We know what Marigolds are, but what are cockle shells? According to the dictionary, a cockle shell is “any of various chiefly marine bivalve mollusks having a shell with convex radially ribbed valves,” such as a clam, mussel or oyster.

In coastal areas around SETX, oysters have always been a part of the local diet and economy. In the 19th century, there were many oyster reefs in the area and the shells became a popular construction material, particularly as road paving. In gardening, the calcium carbonate in oyster shells makes a good soil amendment and acts as a root stimulant, helping plants grow stronger and healthier. Oyster shells ground into a powder and mixed with water create a liquid fertilizer that can be watered onto the plants while whole oyster shells make a nice ornament in a pot or in the flower bed.

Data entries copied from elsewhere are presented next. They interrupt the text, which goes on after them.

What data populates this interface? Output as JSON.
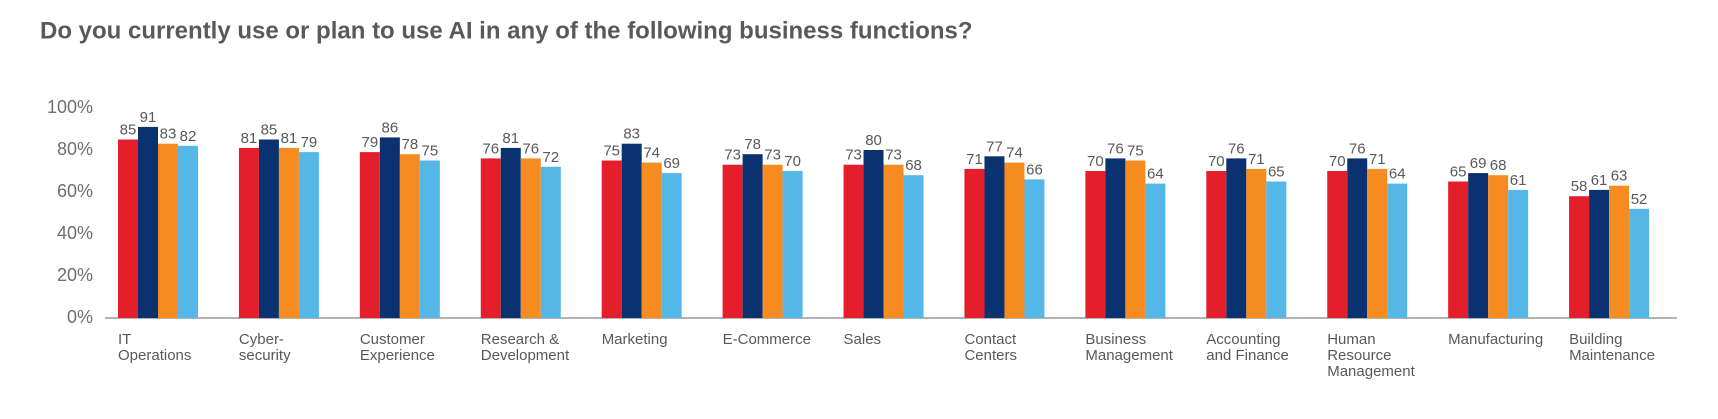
{
  "chart_data": {
    "type": "bar",
    "title": "Do you currently use or plan to use AI in any of the following business functions?",
    "categories": [
      [
        "IT",
        "Operations"
      ],
      [
        "Cyber-",
        "security"
      ],
      [
        "Customer",
        "Experience"
      ],
      [
        "Research &",
        "Development"
      ],
      [
        "Marketing"
      ],
      [
        "E-Commerce"
      ],
      [
        "Sales"
      ],
      [
        "Contact",
        "Centers"
      ],
      [
        "Business",
        "Management"
      ],
      [
        "Accounting",
        "and Finance"
      ],
      [
        "Human",
        "Resource",
        "Management"
      ],
      [
        "Manufacturing"
      ],
      [
        "Building",
        "Maintenance"
      ]
    ],
    "series": [
      {
        "color": "#e41f2b",
        "values": [
          85,
          81,
          79,
          76,
          75,
          73,
          73,
          71,
          70,
          70,
          70,
          65,
          58
        ]
      },
      {
        "color": "#0b3270",
        "values": [
          91,
          85,
          86,
          81,
          83,
          78,
          80,
          77,
          76,
          76,
          76,
          69,
          61
        ]
      },
      {
        "color": "#f68b1f",
        "values": [
          83,
          81,
          78,
          76,
          74,
          73,
          73,
          74,
          75,
          71,
          71,
          68,
          63
        ]
      },
      {
        "color": "#55b7e8",
        "values": [
          82,
          79,
          75,
          72,
          69,
          70,
          68,
          66,
          64,
          65,
          64,
          61,
          52
        ]
      }
    ],
    "ylim": [
      0,
      100
    ],
    "yticks": [
      {
        "value": 0,
        "label": "0%"
      },
      {
        "value": 20,
        "label": "20%"
      },
      {
        "value": 40,
        "label": "40%"
      },
      {
        "value": 60,
        "label": "60%"
      },
      {
        "value": 80,
        "label": "80%"
      },
      {
        "value": 100,
        "label": "100%"
      }
    ],
    "grid": false
  }
}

The roads and paths of Lutcher Stark’s original Shangri La featured “handsome white shell topped roads and levies.” Some of those shells can be seen in The W.H. Stark House garden surrounding the restored 19th century clamshell birdbath. If asked how our garden grows, we can point to the lovely flowers and our very own collection of cockle shells.

In the story of “The Secret Garden,” Mary Lennox meets Ben Weatherstaff, an English gardener on her uncle’s estate. Did you know the Starks also employed an English gardener?

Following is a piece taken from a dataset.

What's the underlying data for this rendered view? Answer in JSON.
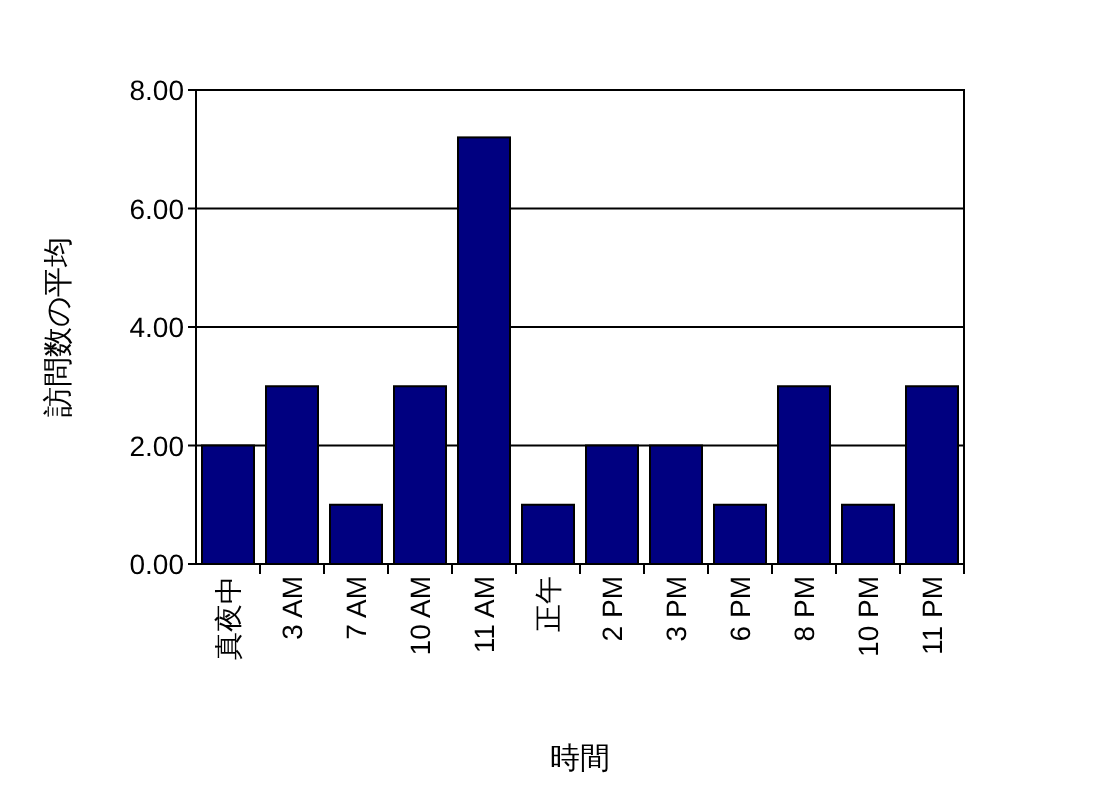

George Grinstead came to Orange from Hastings, England, and worked for the Starks from 1894 to the early 1940s. Among the many flowers in his care were the family’s orchid collection, which included “One of America’s finest collections of orchids” inherited from Frances Ann Lutcher. The Stark’s orchids can still be seen at Shangri La Gardens when in bloom. George and his wife Barbara lived with their children in the Carriage House until 1932, when the Starks bought them their own house as a Christmas present.

The English gardening connection continues today with senior horticulturist, Deb Wiles, who studied Garden History in England and worked at a garden about 10 miles from George Grinstead’s home town. She has spent the last year reimagining the Stark House garden as it might have been when the Starks were in residence by adding heirloom and native plants that would have been available in the early 20th century. We think Mr. Grinstead and Mr. Weatherstaff would approve!